|Cold-white lighting in the morning|
Adaptive solid-state lighting (SSL) scenarios in which the color and brightness of lighting is varied during long-distance overnight flights results in passengers that sleep better and are more alert upon arrival. Partners Osram, Bergische Universität Wuppertal, the Fraunhofer Institute for Building Physics, Airbus, and Diehl Aerospace reached the conclusion of improved wellbeing attributed to chronobiologically-adapted LED lighting after tests in a model aircraft cabin over a period of six days.
The partners built the model cabin that was equipped like a real plane at the Diehl facility in Nuremberg, Germany. The team put 32 test subjects through three overnight flights using realistic scenarios common in long-distance routes.

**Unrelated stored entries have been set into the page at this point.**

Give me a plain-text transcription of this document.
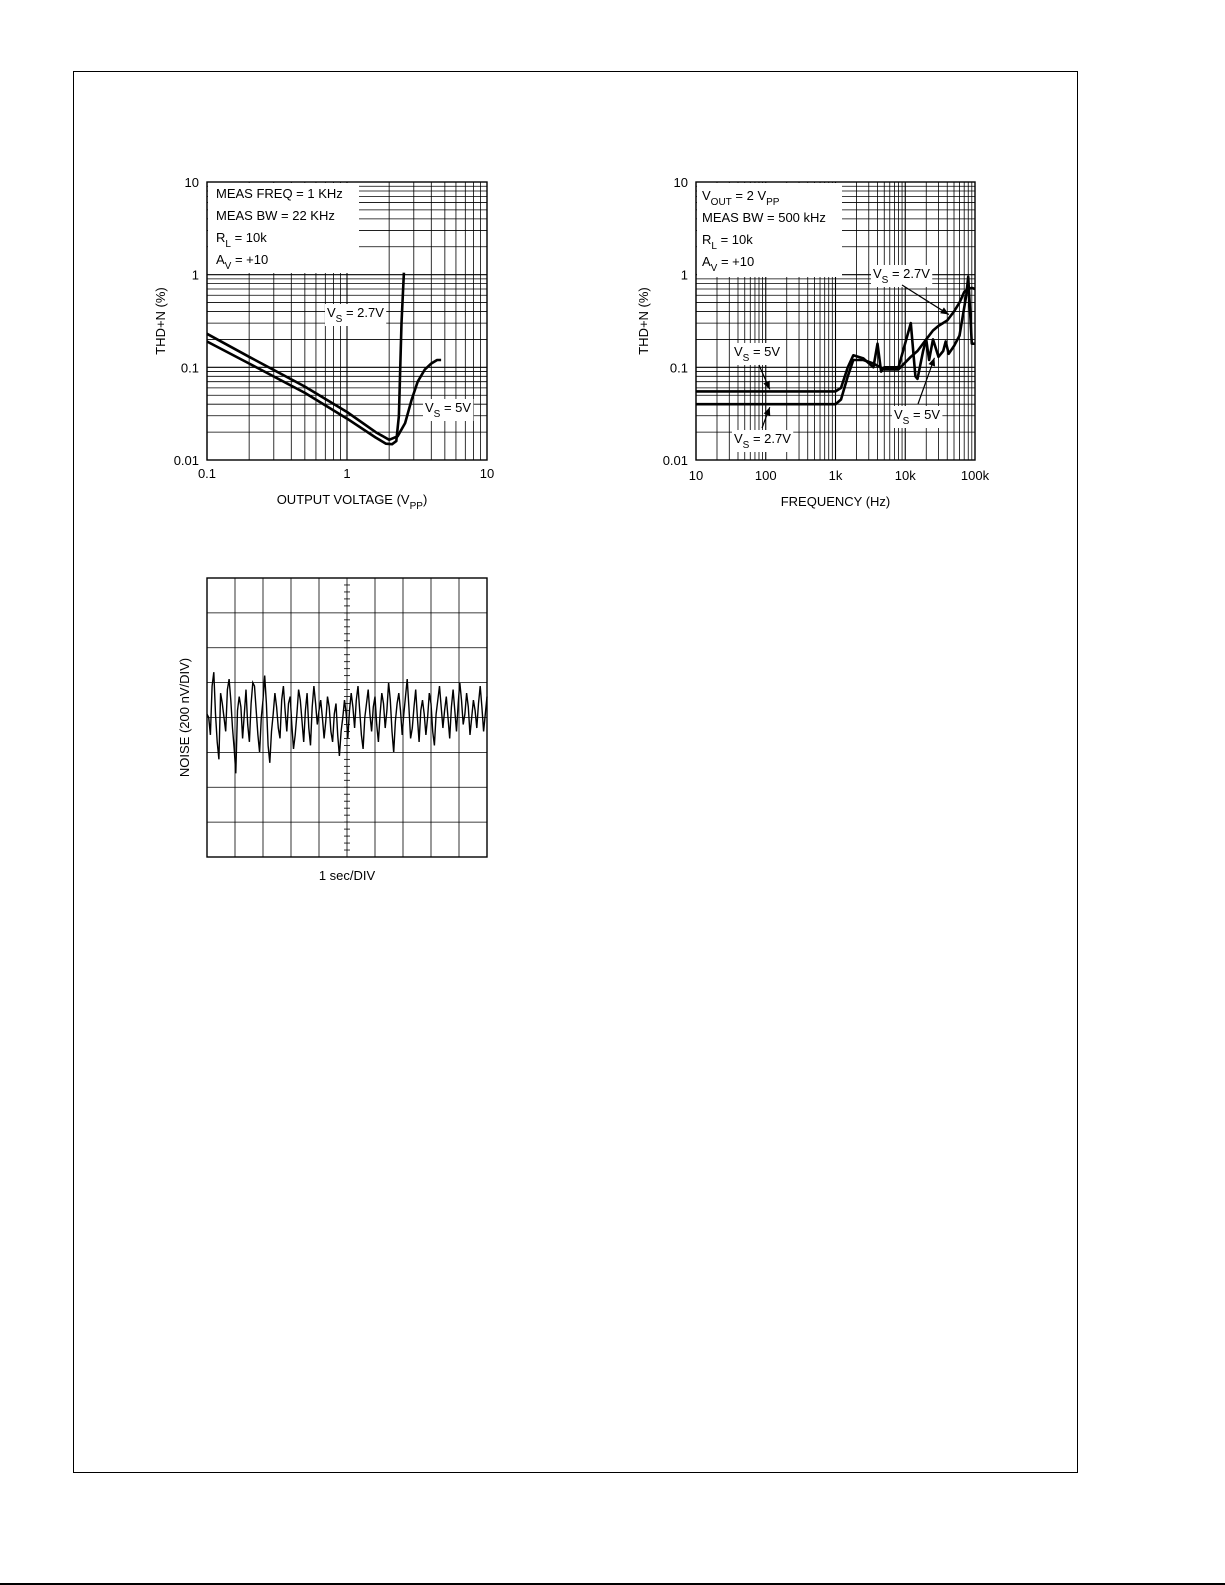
MEAS FREQ = 1 KHz
MEAS BW = 22 KHz
$R_L = 10k$
$A_V = +10$
$V_S = 2.7V$
$V_S = 5V$
0.1	1	10
0.01
0.1
1
10
THD+N (%)
OUTPUT VOLTAGE $(V_{PP})$
$V_{OUT} = 2$ $V_{PP}$
MEAS BW = 500 kHz
$R_L = 10k$
$A_V = +10$
$V_S = 2.7V$
$V_S = 5V$
$V_S = 2.7V$
$V_S = 5V$
10	100	1k	10k	100k
0.01
0.1
1
10
THD+N (%)
FREQUENCY (Hz)
NOISE (200 nV/DIV)
1 sec/DIV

The team found that at the start of an overnight flight that warm-white light helps to stimulate melatonin production and increases passenger relaxation. Indeed, the warm lighting was noted to reduce the heart rate in the test subjects and yield "medically measureable improvement" in sleep patterns.
|Physiological and psychological monitoring|
The study further revealed that blue-rich cold light in the morning increased alertness. In part, the cooler light suppresses melatonin production. The result for passengers is better productivity or more enjoyment over the course of the arrival day after a long trip.
Both psychological and physiological reactions were analyzed in the test subjects. The team used medical instruments to capture data such as heart rate and ECG measurements. That data was analyzed alongside assessments completed by the test subjects and by observers of the tests. The team believes that the work can be applied using intelligent SSL systems in aircraft to help minimize passenger jet lag by maintaining normal circadian rhythms.